Neither study showed a significant effect of propolis on colony mite levels or on total virus or bacterial loads, in contrast to controlled lab studies. Interestingly, Drescher and colleagues showed that Deformed wing virus levels did not increase in step with their mite vectors in propolis-rich colonies, a hint that bees were in fact better able to fight off this virus. Finally, Borba and colleagues found differences in antibacterial activity when Paenibacillus larvae was exposed to propolis collected from colonies in the spring versus fall. Assuming both sets of propolis were derived from the same plant source, this result suggests that the benefits of propolis decrease in colonies over time.
These results indicate that the benefits of propolis can indeed outweigh the nuisance of sticky hive components.

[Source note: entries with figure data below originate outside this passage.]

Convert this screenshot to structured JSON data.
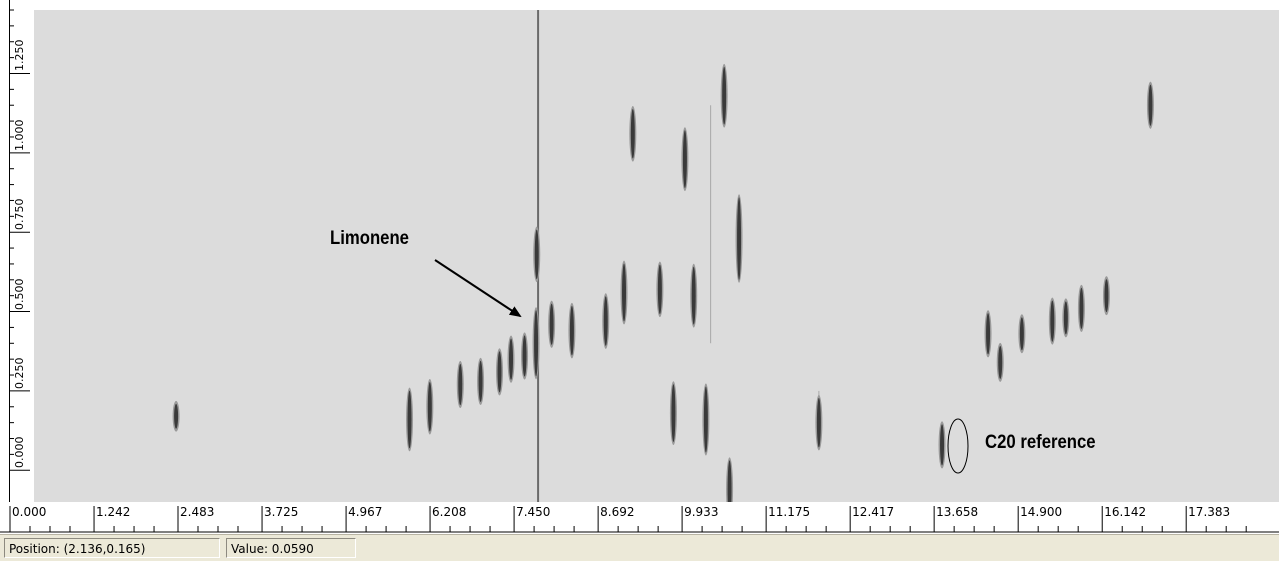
{
  "chart_data": {
    "type": "heatmap",
    "x_ticks": [
      "0.000",
      "1.242",
      "2.483",
      "3.725",
      "4.967",
      "6.208",
      "7.450",
      "8.692",
      "9.933",
      "11.175",
      "12.417",
      "13.658",
      "14.900",
      "16.142",
      "17.383"
    ],
    "y_ticks": [
      "0.000",
      "0.250",
      "0.500",
      "0.750",
      "1.000",
      "1.250"
    ],
    "xlim": [
      0,
      18.4
    ],
    "ylim": [
      -0.1,
      1.45
    ],
    "background_color": "#dcdcdc",
    "peak_color": "#3a3a3a",
    "peaks": [
      {
        "x": 2.1,
        "y": 0.17,
        "sx": 0.03,
        "sy": 0.03
      },
      {
        "x": 5.55,
        "y": 0.16,
        "sx": 0.07,
        "sy": 0.07
      },
      {
        "x": 5.85,
        "y": 0.2,
        "sx": 0.07,
        "sy": 0.06
      },
      {
        "x": 6.3,
        "y": 0.27,
        "sx": 0.06,
        "sy": 0.05
      },
      {
        "x": 6.6,
        "y": 0.28,
        "sx": 0.06,
        "sy": 0.05
      },
      {
        "x": 6.88,
        "y": 0.31,
        "sx": 0.06,
        "sy": 0.05
      },
      {
        "x": 7.05,
        "y": 0.35,
        "sx": 0.06,
        "sy": 0.05
      },
      {
        "x": 7.25,
        "y": 0.36,
        "sx": 0.05,
        "sy": 0.05
      },
      {
        "x": 7.42,
        "y": 0.4,
        "sx": 0.08,
        "sy": 0.08
      },
      {
        "x": 7.43,
        "y": 0.68,
        "sx": 0.05,
        "sy": 0.06
      },
      {
        "x": 7.65,
        "y": 0.46,
        "sx": 0.05,
        "sy": 0.05
      },
      {
        "x": 7.95,
        "y": 0.44,
        "sx": 0.05,
        "sy": 0.06
      },
      {
        "x": 8.45,
        "y": 0.47,
        "sx": 0.07,
        "sy": 0.06
      },
      {
        "x": 8.72,
        "y": 0.56,
        "sx": 0.06,
        "sy": 0.07
      },
      {
        "x": 8.85,
        "y": 1.06,
        "sx": 0.05,
        "sy": 0.06
      },
      {
        "x": 9.25,
        "y": 0.57,
        "sx": 0.06,
        "sy": 0.06
      },
      {
        "x": 9.45,
        "y": 0.18,
        "sx": 0.05,
        "sy": 0.07
      },
      {
        "x": 9.62,
        "y": 0.98,
        "sx": 0.05,
        "sy": 0.07
      },
      {
        "x": 9.75,
        "y": 0.55,
        "sx": 0.05,
        "sy": 0.07
      },
      {
        "x": 9.93,
        "y": 0.16,
        "sx": 0.05,
        "sy": 0.08
      },
      {
        "x": 10.2,
        "y": 1.18,
        "sx": 0.04,
        "sy": 0.07
      },
      {
        "x": 10.42,
        "y": 0.73,
        "sx": 0.08,
        "sy": 0.1
      },
      {
        "x": 10.28,
        "y": -0.06,
        "sx": 0.05,
        "sy": 0.07
      },
      {
        "x": 11.6,
        "y": 0.15,
        "sx": 0.04,
        "sy": 0.06
      },
      {
        "x": 13.42,
        "y": 0.08,
        "sx": 0.04,
        "sy": 0.05
      },
      {
        "x": 14.1,
        "y": 0.43,
        "sx": 0.05,
        "sy": 0.05
      },
      {
        "x": 14.28,
        "y": 0.34,
        "sx": 0.05,
        "sy": 0.04
      },
      {
        "x": 14.6,
        "y": 0.43,
        "sx": 0.05,
        "sy": 0.04
      },
      {
        "x": 15.05,
        "y": 0.47,
        "sx": 0.06,
        "sy": 0.05
      },
      {
        "x": 15.25,
        "y": 0.48,
        "sx": 0.05,
        "sy": 0.04
      },
      {
        "x": 15.48,
        "y": 0.51,
        "sx": 0.06,
        "sy": 0.05
      },
      {
        "x": 15.85,
        "y": 0.55,
        "sx": 0.04,
        "sy": 0.04
      },
      {
        "x": 16.5,
        "y": 1.15,
        "sx": 0.04,
        "sy": 0.05
      }
    ],
    "streaks": [
      {
        "x": 7.45,
        "y_from": -0.1,
        "y_to": 1.45
      },
      {
        "x": 10.0,
        "y_from": 0.4,
        "y_to": 1.15
      },
      {
        "x": 11.6,
        "y_from": 0.1,
        "y_to": 0.25
      }
    ]
  },
  "annotations": {
    "limonene_label": "Limonene",
    "c20_label": "C20 reference"
  },
  "status_bar": {
    "position": "Position: (2.136,0.165)",
    "value": "Value: 0.0590"
  }
}
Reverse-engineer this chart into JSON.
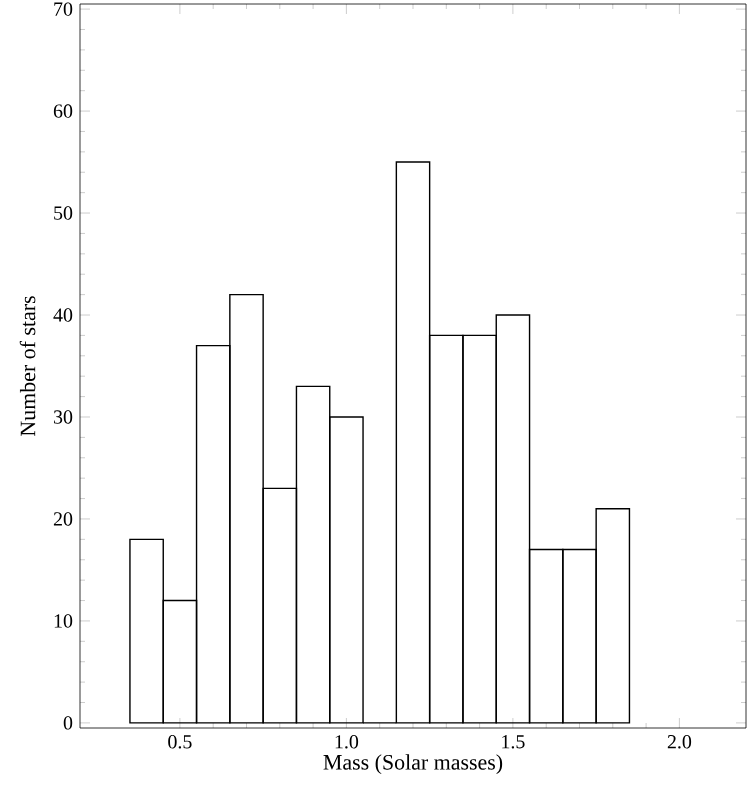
{
  "chart_data": {
    "type": "histogram",
    "xlabel": "Mass (Solar masses)",
    "ylabel": "Number of stars",
    "bins": [
      0.35,
      0.45,
      0.55,
      0.65,
      0.75,
      0.85,
      0.95,
      1.05,
      1.15,
      1.25,
      1.35,
      1.45,
      1.55,
      1.65,
      1.75,
      1.85
    ],
    "values": [
      18,
      12,
      37,
      42,
      23,
      33,
      30,
      0,
      55,
      38,
      38,
      40,
      17,
      17,
      21
    ],
    "color": "#000000",
    "xlim": [
      0.2,
      2.2
    ],
    "ylim": [
      -0.5,
      70.5
    ],
    "xticks": [
      0.5,
      {
        "value": 1,
        "label": "1.0"
      },
      1.5,
      {
        "value": 2,
        "label": "2.0"
      }
    ],
    "yticks": [
      0,
      10,
      20,
      30,
      40,
      50,
      60,
      70
    ],
    "grid": false
  }
}
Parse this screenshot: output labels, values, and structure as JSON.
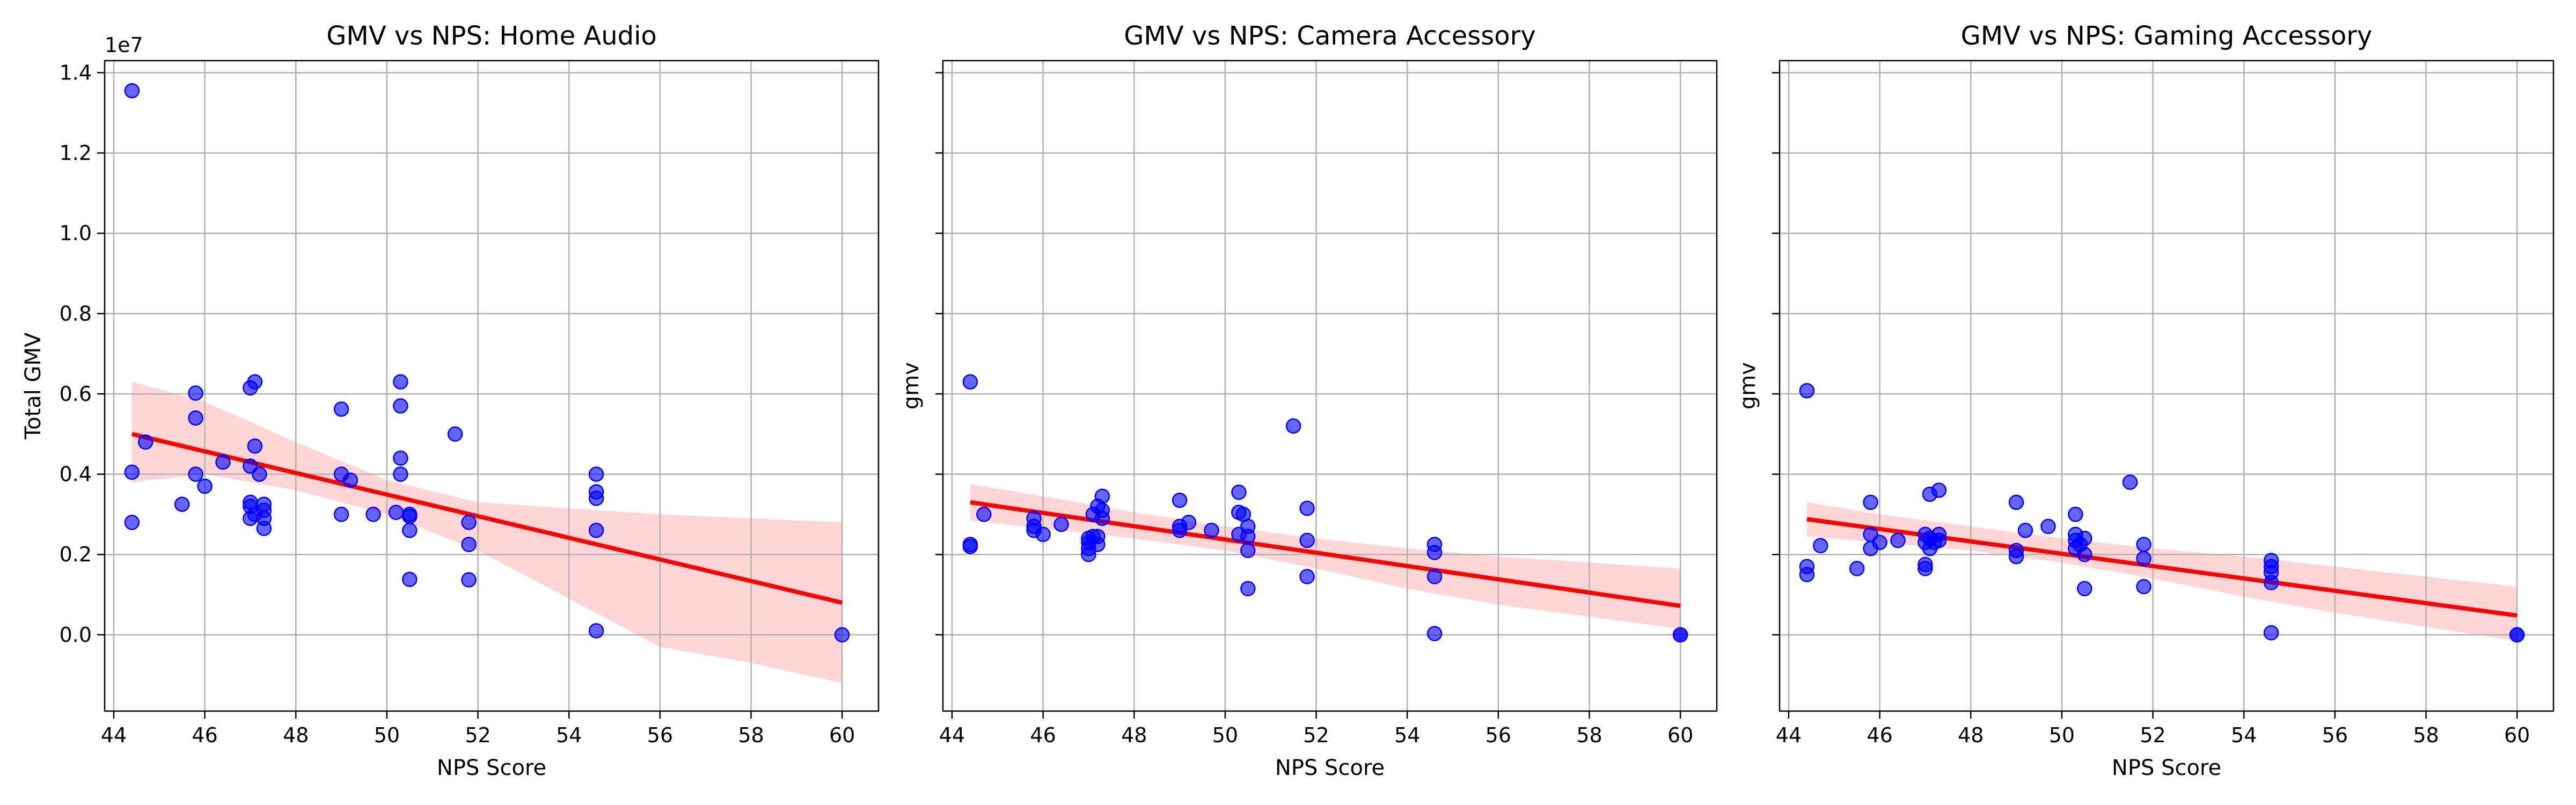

Natural propolis collected from multiple sources on two different continents was shown to lead to improved colony health and survival. It is exciting to think of the diversity of plant resins to which bees are exposed when collecting and unloading propolis. Surely, the observed antimicrobial traits seen in lab studies for distinct propolis sources can lead to natural or synthetic medicines for bees. Time will tell if beekeepers and scientists are better than bees in selecting specific plant medicines that consistently improve bee health.